In January Michael Doneman from Edgeware Creative Entrepreneurship will organise a three-hour workshop at transforma bxl for established small businesses wanting to develop, change and innovate. We wanted to know a little more about what rethinking your business means, Michael’s working method, and experience… so here you have, good reading!
Hi Michael, according to you why entrepreneurs should rethink their business?
Well, they should rethink their business if they feel like :
I’m working too hard and not enjoying it enough
No one sees my thing as beautifully as I do
I don’t know who I’m selling to
I don’t know what the real value of my thing
I have no understanding of what success means to me – or to my customer
I’m terrified by the idea of working for someone else
I can’t see the forest for the trees
It’s all too complicated and I need clarity…

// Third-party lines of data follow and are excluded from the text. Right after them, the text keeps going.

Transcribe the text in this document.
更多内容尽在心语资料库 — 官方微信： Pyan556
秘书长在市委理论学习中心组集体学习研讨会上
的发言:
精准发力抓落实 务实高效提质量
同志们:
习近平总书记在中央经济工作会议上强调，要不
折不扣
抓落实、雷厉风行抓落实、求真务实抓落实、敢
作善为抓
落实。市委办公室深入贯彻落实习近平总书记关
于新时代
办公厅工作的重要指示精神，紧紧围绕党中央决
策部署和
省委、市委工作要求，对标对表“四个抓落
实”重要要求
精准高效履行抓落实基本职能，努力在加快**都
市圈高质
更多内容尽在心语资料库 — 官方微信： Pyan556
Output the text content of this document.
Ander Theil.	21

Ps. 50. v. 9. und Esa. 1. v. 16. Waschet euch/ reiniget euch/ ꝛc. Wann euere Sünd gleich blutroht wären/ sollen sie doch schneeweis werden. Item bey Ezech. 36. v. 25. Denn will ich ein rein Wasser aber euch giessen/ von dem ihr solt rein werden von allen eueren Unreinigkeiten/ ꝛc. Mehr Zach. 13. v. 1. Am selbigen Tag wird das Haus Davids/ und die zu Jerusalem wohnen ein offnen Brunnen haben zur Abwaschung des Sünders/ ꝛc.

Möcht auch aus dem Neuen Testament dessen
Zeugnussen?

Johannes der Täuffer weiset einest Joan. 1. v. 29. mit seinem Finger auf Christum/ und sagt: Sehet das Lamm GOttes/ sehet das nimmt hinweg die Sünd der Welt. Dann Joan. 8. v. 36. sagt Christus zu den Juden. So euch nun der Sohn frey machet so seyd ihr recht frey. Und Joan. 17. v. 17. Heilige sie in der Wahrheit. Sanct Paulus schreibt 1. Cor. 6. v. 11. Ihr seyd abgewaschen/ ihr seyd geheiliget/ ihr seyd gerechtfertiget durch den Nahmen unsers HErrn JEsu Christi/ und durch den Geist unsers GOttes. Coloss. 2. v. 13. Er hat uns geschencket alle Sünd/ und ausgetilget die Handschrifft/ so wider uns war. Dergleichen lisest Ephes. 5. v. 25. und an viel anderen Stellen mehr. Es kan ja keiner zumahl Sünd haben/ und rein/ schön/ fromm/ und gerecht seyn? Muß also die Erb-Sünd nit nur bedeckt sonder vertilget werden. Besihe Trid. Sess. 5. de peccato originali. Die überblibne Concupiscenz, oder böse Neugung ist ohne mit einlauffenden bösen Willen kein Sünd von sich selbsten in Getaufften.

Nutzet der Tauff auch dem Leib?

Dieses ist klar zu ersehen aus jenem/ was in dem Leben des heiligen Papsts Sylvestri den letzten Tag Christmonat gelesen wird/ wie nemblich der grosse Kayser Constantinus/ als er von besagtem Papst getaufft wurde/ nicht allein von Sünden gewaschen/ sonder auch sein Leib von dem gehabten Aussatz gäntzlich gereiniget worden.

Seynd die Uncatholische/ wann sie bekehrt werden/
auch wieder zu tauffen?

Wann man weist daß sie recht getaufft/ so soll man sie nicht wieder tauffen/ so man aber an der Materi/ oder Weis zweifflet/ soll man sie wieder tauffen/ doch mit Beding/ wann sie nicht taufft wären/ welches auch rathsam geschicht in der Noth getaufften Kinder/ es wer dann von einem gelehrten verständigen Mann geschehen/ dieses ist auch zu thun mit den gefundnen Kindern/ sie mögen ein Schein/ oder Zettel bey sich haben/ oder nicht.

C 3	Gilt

In Belgium, there is a large percentage of small structures that fail. It seems obvious that to avoid that and be sustainable in time they need to rethink their business. So concretely, what does it mean?
We shouldn’t make a monster out of ‘failure’. When you learned to ride a bike, did you ever fall off? And then what did you do? Most people got up and rode just a little bit better. Gamblers fear failure. Entrepreneurs calculate failure: risk calculations are always part of the equation, and if you don’t fail occasionally, you aren’t moving forward. ‘Rethinking’ and ‘reframing’ are techniques which enable us to learn from failure – at Edgeware we call them ‘brave failures’. Fail often, fail better, and you eventually succeed.
You have many years of experience in the field of entrepreneurship. What do you think are the biggest barriers that keep entrepreneurs from rethinking their business?
It’s a psychographical thing. ‘Entrepreneur’ is from the Old French ‘entreprendre’ – ‘to undertake’, to take something on, to see things as projects (as in the German, ‘Unternehmer’). An entrepreneur is born with and/or develops the mindset that he wants to *make* a job, not *take* a job. His business becomes his baby, it’s part of his, intensely meaningful. There’s never an ‘off’ switch’, any more than there’s an ‘off’ switch for a monk or an artist. For an entrepreneur, your business is more than ‘what you do’, it’s ‘who you are’. All of this takes courage because there will always be failures, setbacks, speed bumps – a bit like parenting – and if you’re not up for that, get a job.
The motto of Edgeware is: make money, have fun and change the world. As an entrepreneur, could you explain and give us an example of how you apply this motto to your own scale?
Our practice has its roots in community cultural development work, and particularly our engagement with Aboriginal Australians. Working with them in ways of commercialising and sustaining their cultural work, we noticed that the personal and social levels of meaning were as important as the financial ones. Most business education takes a mechanical, mercantile approach to the project like it’s a machine. For Edgeware, businesses are ‘wet’ – they are relational, not just transactional. Particularly in the 21st Century, we want to have relationships with our products and services, we want to know and value *story*. We also want to care for our physical and social environment – we’re related to these, as we’re related to our mother. Aboriginal people have enormous cultural advantage in this sense – they’ve been practicing like this for millennia.
An example might be the decision I made when I started my coaching practice that 10% of gross income would be donated to a not for profit I admire. Ethical practice is at the core of what I do in business and (I try) in life – trust, compassion, exchange, mutuality, and story are business values.
What sorts of results have you seen in your work with small organizations that decided to rethink their business?
Really wide-ranging results. Some people find fellow travellers in a course and set up new (and often stronger) businesses and other collaborations. I think people generally appreciate the investment of their personal values and value creation through their work on their business. They make meaning as well as money.
If I’m an entrepreneur, why should I attend your workshop? What is your working method? What makes the difference? What will I get out of it?
It will be different for everyone. My working method is to lay a table with dishes that experience has told me are nutritious and useful for entrepreneurs. Then – again through experience – I respond to the dishes my customers pick up, and also the ones they ignore. I lay tables, tells stories and ask questions. What you get out of it depends on what dish you pick up (and some of them you won’t necessarily like – we call these ‘the spinach dishes’).